El ambiente en general se sentía muy distinto al que había percibido al llegar a la ciudad.
Sye había deducido que, ahora que los malhechores habían sido apresados, la gente se sentía segura de nuevo. Aquello, además del hecho de no haber oído que la Fuerza Ýriga estuviese buscando a más sospechosos, la había hecho asumir que ella y Arlo estaban a salvo, por lo menos de momento.
Lo había celebrado comiéndose dos platos de la sustanciosa sopa de habas que había para cenar, sentada en silencio junto a su aprendiz.
Siquiera pensar en aquella palabra le hizo sentir una punzada de nervios.
Ya le costaba bastante explicar cosas cotidianas.

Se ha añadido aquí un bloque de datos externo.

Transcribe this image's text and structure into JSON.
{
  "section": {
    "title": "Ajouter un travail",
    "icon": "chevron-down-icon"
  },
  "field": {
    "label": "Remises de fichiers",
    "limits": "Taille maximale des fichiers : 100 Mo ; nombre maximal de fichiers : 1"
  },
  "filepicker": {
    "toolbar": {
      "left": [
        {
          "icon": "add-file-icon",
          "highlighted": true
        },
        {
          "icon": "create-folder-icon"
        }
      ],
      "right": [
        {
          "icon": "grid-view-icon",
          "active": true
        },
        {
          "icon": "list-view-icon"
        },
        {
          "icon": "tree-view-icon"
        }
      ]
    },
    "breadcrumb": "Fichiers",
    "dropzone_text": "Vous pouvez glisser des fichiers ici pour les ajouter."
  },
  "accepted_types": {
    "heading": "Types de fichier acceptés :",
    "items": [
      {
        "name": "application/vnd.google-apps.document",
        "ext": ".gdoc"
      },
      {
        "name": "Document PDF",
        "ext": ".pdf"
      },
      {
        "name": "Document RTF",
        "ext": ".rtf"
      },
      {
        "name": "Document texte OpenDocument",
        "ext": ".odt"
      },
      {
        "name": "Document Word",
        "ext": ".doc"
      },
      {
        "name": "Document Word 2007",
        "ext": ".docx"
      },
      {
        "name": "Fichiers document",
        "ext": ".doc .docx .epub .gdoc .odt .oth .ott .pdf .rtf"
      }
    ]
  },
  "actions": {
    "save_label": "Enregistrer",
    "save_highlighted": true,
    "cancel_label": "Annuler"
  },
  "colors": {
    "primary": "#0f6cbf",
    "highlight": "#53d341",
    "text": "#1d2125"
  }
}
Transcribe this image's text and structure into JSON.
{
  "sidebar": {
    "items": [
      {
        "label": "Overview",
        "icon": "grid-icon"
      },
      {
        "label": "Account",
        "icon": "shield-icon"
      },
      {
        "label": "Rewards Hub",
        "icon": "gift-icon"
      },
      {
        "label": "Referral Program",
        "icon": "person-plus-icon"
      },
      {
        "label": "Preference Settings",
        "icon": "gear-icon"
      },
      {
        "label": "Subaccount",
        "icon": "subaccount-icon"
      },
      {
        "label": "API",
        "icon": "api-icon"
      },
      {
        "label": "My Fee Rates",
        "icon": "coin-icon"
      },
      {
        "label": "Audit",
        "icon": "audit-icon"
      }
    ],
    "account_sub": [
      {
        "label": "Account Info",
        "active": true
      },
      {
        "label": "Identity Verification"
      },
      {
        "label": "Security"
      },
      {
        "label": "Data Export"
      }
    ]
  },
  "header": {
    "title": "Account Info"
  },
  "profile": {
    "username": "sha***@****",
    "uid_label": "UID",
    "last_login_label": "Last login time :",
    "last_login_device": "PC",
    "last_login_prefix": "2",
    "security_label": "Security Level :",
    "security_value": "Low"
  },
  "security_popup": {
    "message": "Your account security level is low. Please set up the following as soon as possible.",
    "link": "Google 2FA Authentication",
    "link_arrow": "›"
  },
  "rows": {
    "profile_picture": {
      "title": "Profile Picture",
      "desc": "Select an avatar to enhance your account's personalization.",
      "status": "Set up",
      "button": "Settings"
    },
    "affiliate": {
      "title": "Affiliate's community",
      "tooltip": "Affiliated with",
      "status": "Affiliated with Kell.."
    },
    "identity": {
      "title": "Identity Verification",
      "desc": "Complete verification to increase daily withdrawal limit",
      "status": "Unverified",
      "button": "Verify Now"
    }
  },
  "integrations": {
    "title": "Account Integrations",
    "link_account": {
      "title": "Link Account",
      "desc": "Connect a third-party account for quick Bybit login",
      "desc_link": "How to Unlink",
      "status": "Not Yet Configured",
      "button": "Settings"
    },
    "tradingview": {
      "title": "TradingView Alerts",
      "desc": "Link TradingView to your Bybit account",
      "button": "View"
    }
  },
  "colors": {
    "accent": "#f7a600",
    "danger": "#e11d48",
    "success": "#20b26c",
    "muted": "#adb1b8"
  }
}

¿Cómo se suponía que iba a enseñarle de un concepto como la magia que, de buenas a primeras, parecía ser tan abstracto? ¿Y si él no fuese capaz de utilizarla? ¿Cómo sabría si era acaso por falta de talento de parte del joven o por su propia ineptitud como mentora?
Aquella palabra la aterraba. Sobre todo, porque la hacía pensar en Zadra y Sye sabía muy bien que no estaba a la altura.
Quizás nunca lo estaría.
Había estado a punto de levantarse para ir a la habitación que había rentado a tratar de pensar en un plan para rescatar a Huria y Razzan, cuando el sonido de la música se abrió paso entre los murmullos de la gente, acallándolos.
De manera simultánea, los allí presentes se volvieron hacia el joven que había tomado la tarima del comedor en la posada.
Sye colocó los codos sobre la mesa y reposó la cabeza sobre las palmas de las manos, observándolo.
Era un poco mayor que Arlo, o eso le pareció. Tenía los cabellos dorados como el oro batido, lisos y largos, pasando la altura de sus hombros. Su mandíbula era tan afilada como el borde de una espada y sus dedos arrancaban al arpa una melodía alegre.
Hizo una pausa en la tonada en la que alzó los ojos hacia el público, esbozando una sonrisa torcida.
Y, entonces, con una voz límpida y melodiosa, comenzó a cantar.
Al notar que se trataba de El beso de la doncella, una popular canción de tabernas y ferias, algunas personas se pusieron de pie para bailar. Sye; sin embargo, se mantuvo en silencio, escuchando con atención.
La música fluía del arpa y la garganta del joven como el agua cristalina de un manantial. Difería bastante de la calidad acostumbrada de los bardos errantes que recorrían Yrdi. Era, posiblemente y para casi todos ellos, lo más parecido que jamás encontrarían a los famosos músicos de la Corte.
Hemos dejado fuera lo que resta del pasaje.